Nowadays, No Age sits comfortably atop the roster of music’s biggest indie label: Sub Pop Records. They’ve been touted by Pitchfork, performed alongside actress Chloë Sevigny, and scored a film for haute couture fashion label Rodarte. Last month, No Age unveiled An Object, the band’s fourth studio album and first since 2010’s Everything in Between. For this go-round, Randall and Spunt started a record, scrapped a record, and ultimately switched up their instruments to make an album that pushes the boundaries of No Age’s back catalog. They also put the whole thing together themselves — all 10,000 copies of it. I recently caught up with Randall to discuss the process, the problems, and the conceptual idea behind An Object.

It’s been three years since the last record, but in a lot of ways you guys never really took a break. I don’t think Dean and I have really taken a break since we started playing music together in 2001. [Laughs.] It’s always kind of been go, go, go. We both have a clock-puncher sort of mentality; we go into our practice space or studio space and just kick ideas around. It’s nice that way. It keeps things fresh, instead of going in and operating on this idea of, “Okay, we have one week to write a whole record.” We’re collecting ideas on a constant basis. Up until it was time to record, it was basically just us sitting around and writing. Sometimes we’ll just stare at each other for hours at a time.
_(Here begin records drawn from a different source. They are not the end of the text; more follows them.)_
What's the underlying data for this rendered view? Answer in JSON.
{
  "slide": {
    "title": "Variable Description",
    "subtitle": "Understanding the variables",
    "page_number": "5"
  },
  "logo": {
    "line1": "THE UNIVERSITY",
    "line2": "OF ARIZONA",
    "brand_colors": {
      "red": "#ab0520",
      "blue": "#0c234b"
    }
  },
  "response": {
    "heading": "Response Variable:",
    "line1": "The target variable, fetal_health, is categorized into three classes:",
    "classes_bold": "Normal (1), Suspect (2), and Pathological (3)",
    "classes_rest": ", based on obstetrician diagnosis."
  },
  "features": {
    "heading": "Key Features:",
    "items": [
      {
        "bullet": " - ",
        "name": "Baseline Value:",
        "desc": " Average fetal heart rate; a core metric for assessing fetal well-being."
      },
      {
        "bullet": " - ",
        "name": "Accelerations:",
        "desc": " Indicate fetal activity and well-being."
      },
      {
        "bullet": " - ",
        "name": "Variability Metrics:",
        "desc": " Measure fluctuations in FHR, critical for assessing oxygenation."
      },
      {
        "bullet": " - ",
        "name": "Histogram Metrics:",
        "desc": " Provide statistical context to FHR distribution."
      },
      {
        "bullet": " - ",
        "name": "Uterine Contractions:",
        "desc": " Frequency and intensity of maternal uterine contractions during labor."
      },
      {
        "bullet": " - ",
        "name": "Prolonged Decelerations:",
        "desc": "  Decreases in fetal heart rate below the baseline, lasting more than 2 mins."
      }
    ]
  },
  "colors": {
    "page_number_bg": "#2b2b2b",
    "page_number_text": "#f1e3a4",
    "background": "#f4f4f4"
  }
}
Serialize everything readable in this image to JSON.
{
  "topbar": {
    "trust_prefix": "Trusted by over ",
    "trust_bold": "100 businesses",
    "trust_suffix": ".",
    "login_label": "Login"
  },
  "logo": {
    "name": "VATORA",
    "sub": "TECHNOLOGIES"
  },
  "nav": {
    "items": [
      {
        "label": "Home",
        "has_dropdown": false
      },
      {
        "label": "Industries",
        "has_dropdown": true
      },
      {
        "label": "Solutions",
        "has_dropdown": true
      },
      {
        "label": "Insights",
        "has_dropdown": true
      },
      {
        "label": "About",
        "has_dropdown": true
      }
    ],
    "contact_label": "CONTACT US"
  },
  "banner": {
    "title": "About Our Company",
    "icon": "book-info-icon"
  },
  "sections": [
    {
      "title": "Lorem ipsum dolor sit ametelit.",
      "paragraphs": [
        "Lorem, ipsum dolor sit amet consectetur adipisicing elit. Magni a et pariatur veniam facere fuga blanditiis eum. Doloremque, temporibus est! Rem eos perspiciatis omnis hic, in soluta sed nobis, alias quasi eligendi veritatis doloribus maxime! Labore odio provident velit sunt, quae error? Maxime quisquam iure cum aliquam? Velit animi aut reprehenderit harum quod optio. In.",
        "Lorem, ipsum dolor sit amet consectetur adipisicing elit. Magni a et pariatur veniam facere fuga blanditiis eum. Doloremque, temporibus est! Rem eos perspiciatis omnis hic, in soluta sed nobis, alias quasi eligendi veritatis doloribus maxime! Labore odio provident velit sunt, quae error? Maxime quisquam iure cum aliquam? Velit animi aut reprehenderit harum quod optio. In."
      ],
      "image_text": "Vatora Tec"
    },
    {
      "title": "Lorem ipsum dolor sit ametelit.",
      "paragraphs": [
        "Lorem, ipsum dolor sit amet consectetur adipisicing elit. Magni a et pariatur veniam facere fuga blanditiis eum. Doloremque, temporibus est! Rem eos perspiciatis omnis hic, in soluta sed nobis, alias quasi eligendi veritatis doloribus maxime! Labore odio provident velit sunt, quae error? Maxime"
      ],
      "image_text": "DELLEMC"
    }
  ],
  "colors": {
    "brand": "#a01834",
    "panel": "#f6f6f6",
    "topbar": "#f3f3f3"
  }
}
You guys scrapped a whole round of recordings in the process of making this record. What happened? We started writing in the beginning of 2012, and we were having conflicting feelings about some of the songs. They all kind of felt like older songs, and, despite our best effort to pull out of them what we did like, we sort of had to call bullshit on ourselves. We were kind of hesitant about it, but we drove out to Texas and started recording with Tim Kerr at this awesome studio in Austin. We weren’t 100 percent sold on the songs, but we had the time booked, and we really wanted to work with Tim, so we went in hoping he would help us in more of a producer type of role. That was our hope, but the whole thing ended up to be pretty ill-fated because our hearts weren’t in it. We were questioning everything every step of the way. So we came back and started recording songs in October/November 2012 and basically went for three months, and all that stuff became An Object.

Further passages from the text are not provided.